Doğulu peçeli kadının yerini hem toplumsal statüsü, hem de -"gerçek" anlamda-giysileriyle erkek bakışının nüfuz alanı dışında kalan -Batılı ya da Doğulu- kadınlar almıştır. Bu kez erkeğin aşamadığı şey, hem yine bir "kumaş parçası" olarak kıyafet, hem de kadının sahip olduğu kariyer/toplumsal statüdür. Kadının sahip olduğu başarılı kariyer, onun etrafını bir hale gibi kuşatarak erkek müdahalesine karşı korunaklı hale getirir. Bu çifte korunmuşluk, erkek bakış için çifte merak demektir. Yine peçeli kadın gibi, bu kadınlar da gözü cezbeder ve arkasında ne olduğu konusunda düşünmeye, spekülasyon yapmaya kışkırtır. Bu kadınlar hiçbir zaman erkekle eşdeğer olmazlar ama, onlar artık dikkate alınarak mücadele edilecek eşitler arasındadır.

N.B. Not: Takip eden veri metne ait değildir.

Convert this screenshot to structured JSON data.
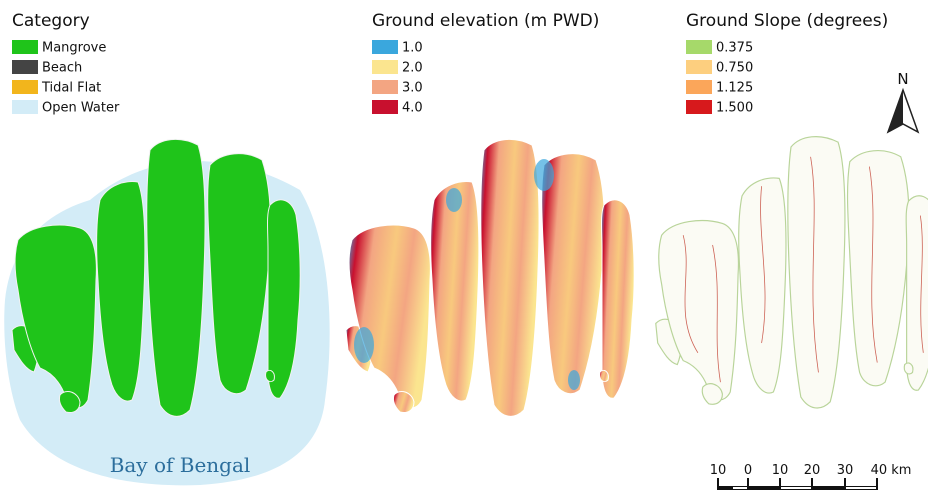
{
  "panels": [
    {
      "legend_title": "Category",
      "items": [
        {
          "label": "Mangrove",
          "color": "#1fc41a"
        },
        {
          "label": "Beach",
          "color": "#444444"
        },
        {
          "label": "Tidal Flat",
          "color": "#f2b51c"
        },
        {
          "label": "Open Water",
          "color": "#d3ecf7"
        }
      ]
    },
    {
      "legend_title": "Ground elevation (m PWD)",
      "items": [
        {
          "label": "1.0",
          "color": "#3aa7dd"
        },
        {
          "label": "2.0",
          "color": "#fbe58f"
        },
        {
          "label": "3.0",
          "color": "#f3a582"
        },
        {
          "label": "4.0",
          "color": "#c8102e"
        }
      ]
    },
    {
      "legend_title": "Ground Slope (degrees)",
      "items": [
        {
          "label": "0.375",
          "color": "#a6d96a"
        },
        {
          "label": "0.750",
          "color": "#fdcf7f"
        },
        {
          "label": "1.125",
          "color": "#fba65a"
        },
        {
          "label": "1.500",
          "color": "#d7191c"
        }
      ]
    }
  ],
  "annotation": "Bay of Bengal",
  "north_arrow": "N",
  "scale_bar": [
    "10",
    "0",
    "10",
    "20",
    "30",
    "40 km"
  ]
}
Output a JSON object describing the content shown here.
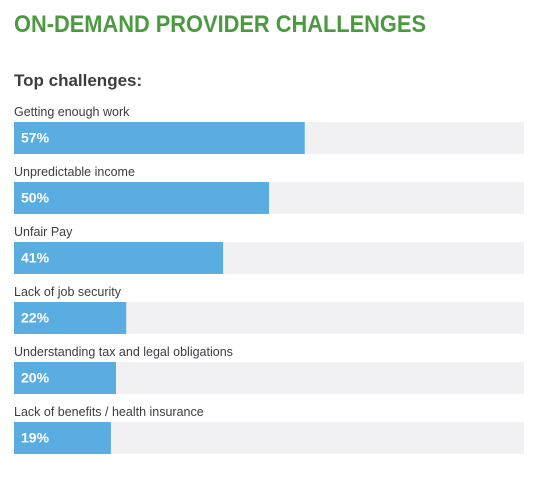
{
  "chart_data": {
    "type": "bar",
    "orientation": "horizontal",
    "title": "ON-DEMAND PROVIDER CHALLENGES",
    "subtitle": "Top challenges:",
    "categories": [
      "Getting enough work",
      "Unpredictable income",
      "Unfair Pay",
      "Lack of job security",
      "Understanding tax and legal obligations",
      "Lack of benefits / health insurance"
    ],
    "values": [
      57,
      50,
      41,
      22,
      20,
      19
    ],
    "value_labels": [
      "57%",
      "50%",
      "41%",
      "22%",
      "20%",
      "19%"
    ],
    "color": "#5aade0",
    "xlim": [
      0,
      100
    ]
  }
}
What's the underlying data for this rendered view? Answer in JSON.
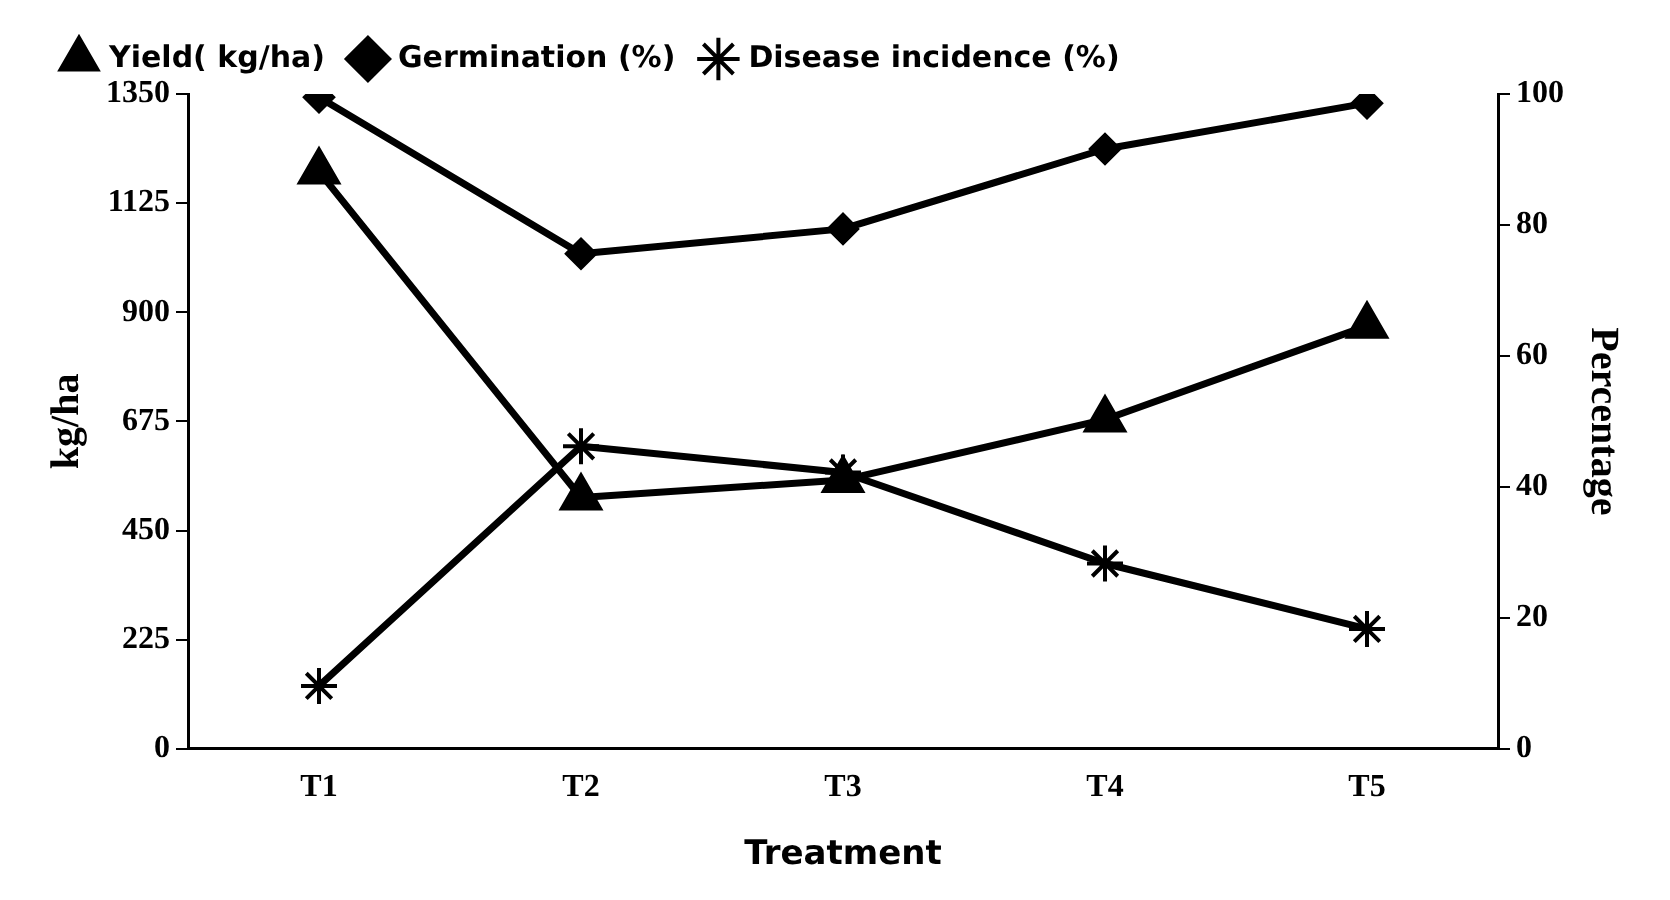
{
  "chart_data": {
    "type": "line",
    "xlabel": "Treatment",
    "ylabel": "kg/ha",
    "y2label": "Percentage",
    "categories": [
      "T1",
      "T2",
      "T3",
      "T4",
      "T5"
    ],
    "series": [
      {
        "name": "Yield( kg/ha)",
        "color": "#000000",
        "marker": "triangle",
        "values": [
          1190,
          518,
          554,
          679,
          872
        ]
      },
      {
        "name": "Germination (%)",
        "color": "#000000",
        "marker": "diamond",
        "axis": "y2",
        "values": [
          99.5,
          75.6,
          79.4,
          91.6,
          98.6
        ]
      },
      {
        "name": "Disease incidence (%)",
        "color": "#000000",
        "marker": "cross",
        "axis": "y2",
        "values": [
          9.6,
          46.2,
          42.2,
          28.3,
          18.3
        ]
      }
    ],
    "ylim": [
      0,
      1350
    ],
    "yticks": [
      0,
      225,
      450,
      675,
      900,
      1125,
      1350
    ],
    "y2lim": [
      0,
      100
    ],
    "y2ticks": [
      0,
      20,
      40,
      60,
      80,
      100
    ],
    "grid": false,
    "legend": "top",
    "line_style": "solid"
  }
}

Bu mücadelenin belki de görünür ve dolayısıyla en kaba tarzı, çeşitli alanlarda başarı ve ün sağlamış, ancak bir "seks objesi" olarak gündeme gelmemiş kadınları çıplak olarak görüntüleme çabasıdır.

Bu çabanın bir başka örneği, Playboy Dergisi'nin 2002 yılında, iflas eden Enron firmasının kadın çalışanlarına yaptığı tekliftir. 25 Mart 2002 tarihli Hürriyet gazetesinde yer alan habere göre, Playboy fotoğraf müdürü Gary Cole, "Bir kapı kapanırsa başka bir kapı açılır. Enron kadınlarına, kendilerine yepyeni ufuklar açabilecek bir fırsat sunmak istiyoruz" sözleriyle firmanın kadın çalışanlarına dergileri için çıplak poz vermelerini teklif etmiştir. Dergi, "Enron Kadınları" yarışmasına katılmak isteyenlerin bir portre ve bir de bikinili fotoğraflarını göndermeleri gerektiğini duyurur. Hürriyet gazetesinin haberinde, ABD'nin önde gelen enerji devlerinden Enron şirketi iflas edince binlerce kişinin işsiz kaldığı da hatırlatılmaktadır. İşsiz kalan kadın çalışanların önlerine konulan fırsat ise çıplak poz vermeleridir. Bu söylem, hangi toplumsal statüde olursa olsun, kadınların her zaman bedenlerini kullanarak para kazanabilecekleri gibi ayrımcı bir söylemin ifadesidir.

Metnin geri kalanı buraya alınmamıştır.